Une équipe de chercheurs de l’Inra planche sur une nouvelle approche de lutte contre drosophila suzukii : la technique de l’insecte stérile. Elle consiste à produire des mâles stérilisés par ionisation dans des fermes d’élevage. Une fois lâchés dans les vergers infestés, ils s’accouplent aux femelles sauvages qui n’auront, ainsi, pas de descendance. Si ces mâles stériles sont suffisamment nombreux, ils prennent le dessus sur les mâles féconds. Grâce à cette méthode contraceptive, la population du ravageur diminue dans les parcelles. « Elle peut être utilisée sur de nombreux autres parasites, comme la mouche de l’olive, le carpocapse, les tordeuses…, explique Simon Fellous, chargé de recherche à l’Inra. Elle est toutefois très pertinente sur drosophila suzukii, car il n’existe que très peu de moyens pour la combattre à ce jour. » Autre particularité de cette solution, elle vise une seule espèce à la fois. Elle n’a donc pas d’incidence sur les ennemis naturels du ravageur, ce qui facilite son acceptation sociale.

Seuils économiquement viables

Plusieurs programmes conduits à l’étranger ont montré son efficacité. En Europe, le seul et le plus important se trouve en Espagne, dans la région de Valence. Il a été mis en place pour lutter contre la cératite, ou la mouche méditerranéenne, il y a une quinzaine d’années. « Il a permis une réduction des populations du parasite à des seuils économiquement viables sur agrumes, pêches et kakis », annonce Simon Fellous.

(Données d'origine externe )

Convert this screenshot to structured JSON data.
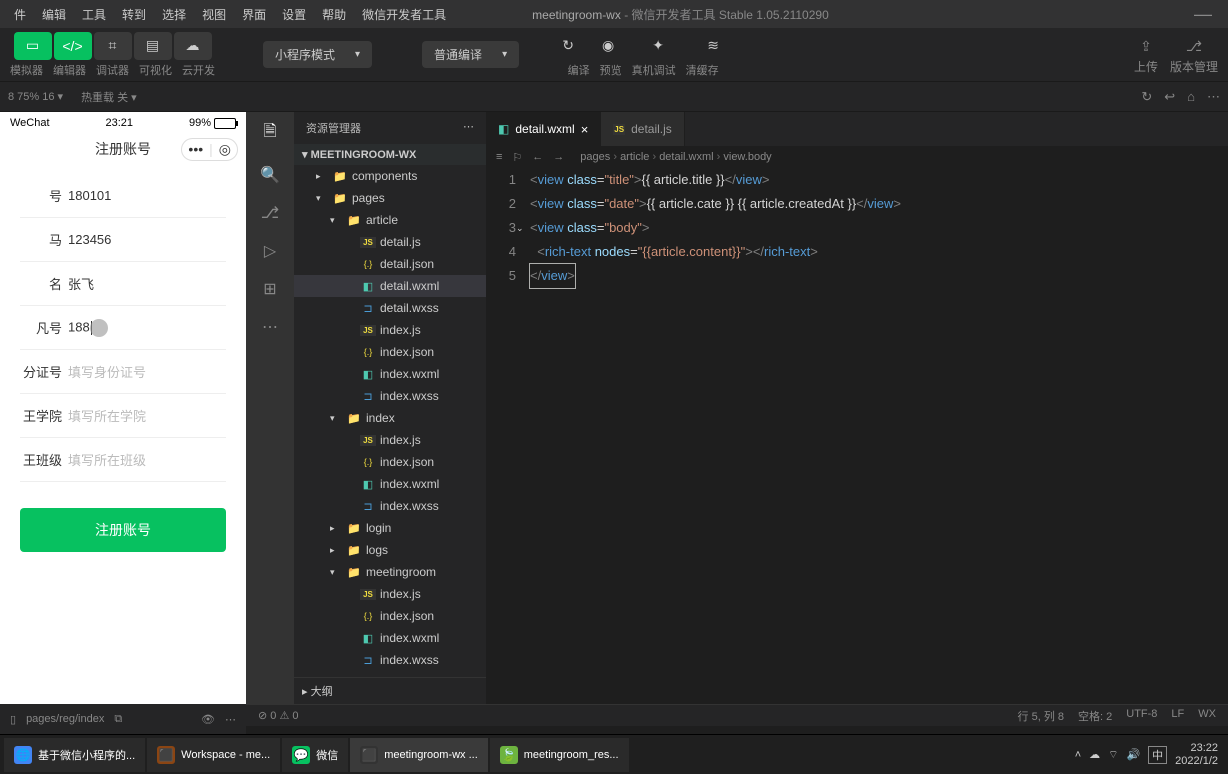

En Colombie-Britannique (Canada), le programme Oksir a été lancé contre le carpocapse sur près de 5 000 ha où des lâchers hebdomadaires ont été réalisés à partir de 1995. Des pièges à carpocapses ont été implantés dans des zones tests. Avant le début de l’expérience, les arboriculteurs capturaient de 2 à 4 papillons par piège en moyenne toutes les semaines. À partir des années 2000, leur nombre a sensiblement diminué : moins de 1 par semaine tous les 10 pièges. La démarche a en outre permis de réduire de 65 % les traitements insecticides. Mieux, seulement 40 % du coût de ce programme est financé par les producteurs. Le reste est pris en charge par la collectivité via une taxe locale créée à cet effet. Autre avantage, les pommes issues de ces vergers, garanties « sans carpocapse », s’exportent plus facilement aux États-Unis et en Asie, soucieux de consommer des fruits avec moins d’intrants.

« Nous avons bon espoir de faire reculer drosophila suzukii grâce à cette méthode », observe Simon Fellous. Reste à faire évoluer la réglementation. Car à ce jour, il n’existe pas en France de cadre légal à l’utilisation de cette technique sur la protection des végétaux. Les professionnels de la filière y travaillent. Des essais pourraient intervenir d’ici deux à trois ans.